In den Schuhspitzen DNA
Oktober 8th, 2011 § Hinterlasse einen Kommentar
Ziemlich verdreht …
Wieso? Egon Windisch wandte sich mir zu, 800 m über dem Meeresboden. Nur ein schmales Eisengerüst stand zwischen mir und dem Sturz in die Tiefe. Inzwischen, das ging aus Tschtetsches SMS hervor, wussten wir zweifelsfrei, dass er der Mörder war. Ich klappte mein Handy wieder zu und sagte:
Haben denn die Opfer kein Anrecht auf Glück gehabt?

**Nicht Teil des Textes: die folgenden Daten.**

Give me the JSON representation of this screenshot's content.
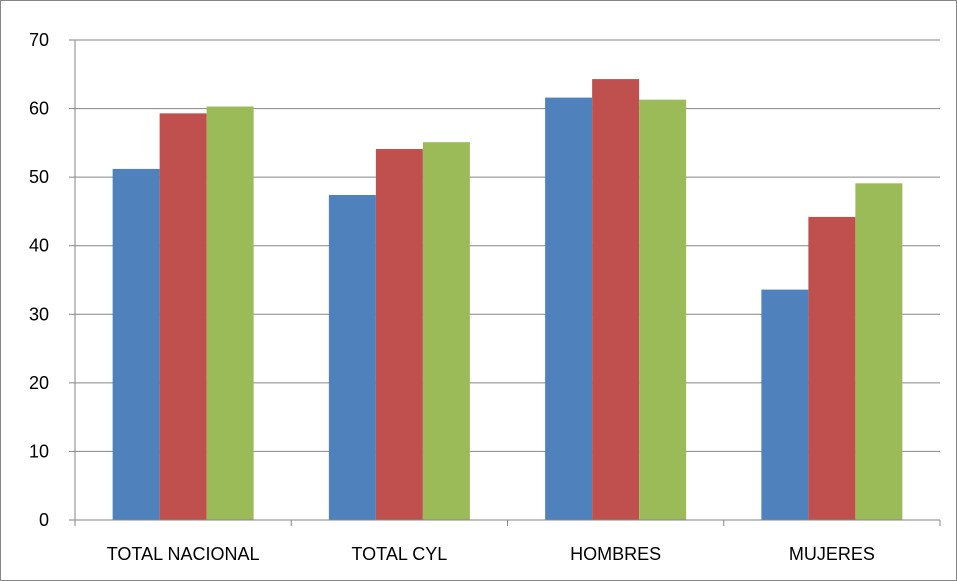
{
  "chart_data": {
    "type": "bar",
    "title": "",
    "xlabel": "",
    "ylabel": "",
    "categories": [
      "TOTAL NACIONAL",
      "TOTAL CYL",
      "HOMBRES",
      "MUJERES"
    ],
    "series": [
      {
        "color": "#4F81BD",
        "values": [
          51.2,
          47.4,
          61.6,
          33.6
        ]
      },
      {
        "color": "#C0504D",
        "values": [
          59.3,
          54.1,
          64.3,
          44.2
        ]
      },
      {
        "color": "#9BBB59",
        "values": [
          60.3,
          55.1,
          61.3,
          49.1
        ]
      }
    ],
    "ylim": [
      0,
      70
    ],
    "yticks": [
      0,
      10,
      20,
      30,
      40,
      50,
      60,
      70
    ],
    "grid": true,
    "legend": "none"
  }
}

Sie hätten, knurrte Windisch, es sich halt nehmen müssen …
Das Recht des Stärkeren?
Windisch zuckte die Achseln: Des Stärkeren? Oder des Schnelleren. Vielleicht auch nur des Skrupelloseren. Aber mag sein, das läuft auf dasselbe hinaus … wer vermag sich in den Kopf eines Mörders zu versetzen?

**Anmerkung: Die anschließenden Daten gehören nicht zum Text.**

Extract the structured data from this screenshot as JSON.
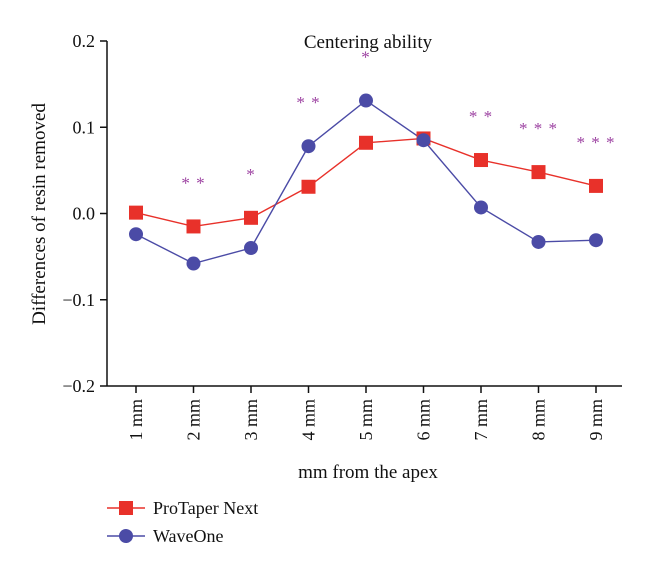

Er stützte seine Unterarme auf das Eisengeländer. Sein Blick verfing sich in den waldigen Tiefen. Dann spuckte er hinab.
Wir wissen, Windisch, dass Sie es waren!
Keine Reaktion. Nur kurz ein Zucken des Wangenmuskels. Dann gespannte Stille. Endlich hob er die Schultern.
So, so.
Ihre DNA, sagte ich. Im Inneren eines der Schuhe Ihres letzten Opfers haben wir sie nachweisen können.

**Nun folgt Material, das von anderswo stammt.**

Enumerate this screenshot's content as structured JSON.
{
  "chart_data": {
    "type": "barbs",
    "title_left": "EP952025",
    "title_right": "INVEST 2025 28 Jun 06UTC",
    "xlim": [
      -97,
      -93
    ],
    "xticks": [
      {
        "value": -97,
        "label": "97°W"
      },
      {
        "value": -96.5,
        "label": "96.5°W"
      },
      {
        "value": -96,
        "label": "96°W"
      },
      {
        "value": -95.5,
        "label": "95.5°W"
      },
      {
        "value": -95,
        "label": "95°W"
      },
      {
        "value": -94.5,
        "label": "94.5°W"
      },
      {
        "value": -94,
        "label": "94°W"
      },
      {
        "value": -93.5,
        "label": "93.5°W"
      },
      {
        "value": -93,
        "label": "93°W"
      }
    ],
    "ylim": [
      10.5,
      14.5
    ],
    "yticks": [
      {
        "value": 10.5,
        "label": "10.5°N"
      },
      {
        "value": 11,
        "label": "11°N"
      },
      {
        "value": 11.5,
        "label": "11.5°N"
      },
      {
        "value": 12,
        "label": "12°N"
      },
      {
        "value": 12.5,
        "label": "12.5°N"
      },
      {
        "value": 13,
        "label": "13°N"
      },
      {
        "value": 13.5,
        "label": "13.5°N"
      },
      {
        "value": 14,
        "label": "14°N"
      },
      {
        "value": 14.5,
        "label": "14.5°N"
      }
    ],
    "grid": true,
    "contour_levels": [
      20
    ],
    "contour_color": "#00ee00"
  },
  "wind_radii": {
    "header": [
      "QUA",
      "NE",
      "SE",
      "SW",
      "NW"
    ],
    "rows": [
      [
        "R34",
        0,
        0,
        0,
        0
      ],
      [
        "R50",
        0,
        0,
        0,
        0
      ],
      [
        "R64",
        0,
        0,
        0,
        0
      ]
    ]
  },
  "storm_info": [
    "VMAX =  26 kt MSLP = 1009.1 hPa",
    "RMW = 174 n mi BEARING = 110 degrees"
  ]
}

In den Schuhen, murmelte Windisch.
Möchten Sie ein Geständnis ablegen?
Er überlegte. Dann:
Ich möchte Sie töten, Macha.
Ich lachte: Daraus wird wohl nichts!
Und wieso nicht?
Als er sich herumdrehte, sah ich die Mauser in seiner rechten Faust. Irrsinn glitzerte in seinen perlmuttgrauen Augen. So ein Pistolenlaufausgang kann verdammt groß und schwarz und tief sein, glauben Sie mir!
Natürlich können Sie mich töten, sagte ich schnell. Ich meinte nur, was soll’s? Unten haben sich schon Einheiten der österreichischen Gendarmerie formiert, um Sie in Empfang zu nehmen, wenn Sie …
Die Österreicher! Windisch lachte verächtlich.
Hubschrauber sind unterwegs.
Das hab ich doch alles Ihnen zu verdanken, Macha!
Windisch trat einen Schritt auf mich zu. Ich hob die Hände.
Hey! Wir machen beide nur unseren Job! Ist es nicht so?
Ich bin Frauenarzt, Macha, Sie Idiot, kein hauptberuflicher Mörder!
Na ja, okay, aber im Herzen …
Ich bin auch im Herzen Frauenarzt. Ich habe Frauen immer geliebt. Nur wenn sie mir dumm gekommen sind …
Wenn Sie nicht so wollten, wie Sie?, soufflierte ich.
Genau.
Aber das ist doch unritterlich!, rief ich empört.
Mag sein. Windisch wich meinem Blick aus. Mag sein, ja, dass Sie … Sehr chevaleresk war’s alles nicht … mag sein.
Bitte. Ich streckte die rechte Hand vor, die geöffnete Fläche nach oben. Ich kam ihm einen Schritt entgegen. Blöderweise hatte ich momentan nicht parat, ob sie uns in der extrempsychologischen Schulung beigebracht hatten, auf den Bewaffneten zugehen oder vor ihm zurückzuweichen. Desto lauter sagte ich: Geben Sie mir jetzt Ihre Knarre, Windisch!
Mit dünnem Lächeln fragte er: Und wir vergessen die Sache?
Aber klar.
SIE WOLLEN MICH WOHL FÜR DUMM VERKAUFEN?
Hm, etwas billiger Trick, dachte ich. Und biss mir heimlich auf die Zunge.
Neinnein, sagte ich schnell. Ich hab mich versprochen! Ich werde aber eine milde Strafe für Sie herausschlagen … ich setze mich für Sie ein! Da haben Sie mein Wort drauf.
Macha. Windisch sah mich aus traurigen Augen an. Er wirkte ehrlich deprimiert. Seine Lippen bewegten sich kaum, während er sprach.
Was sind Sie nur für ein beschissener Ermittler, Macha!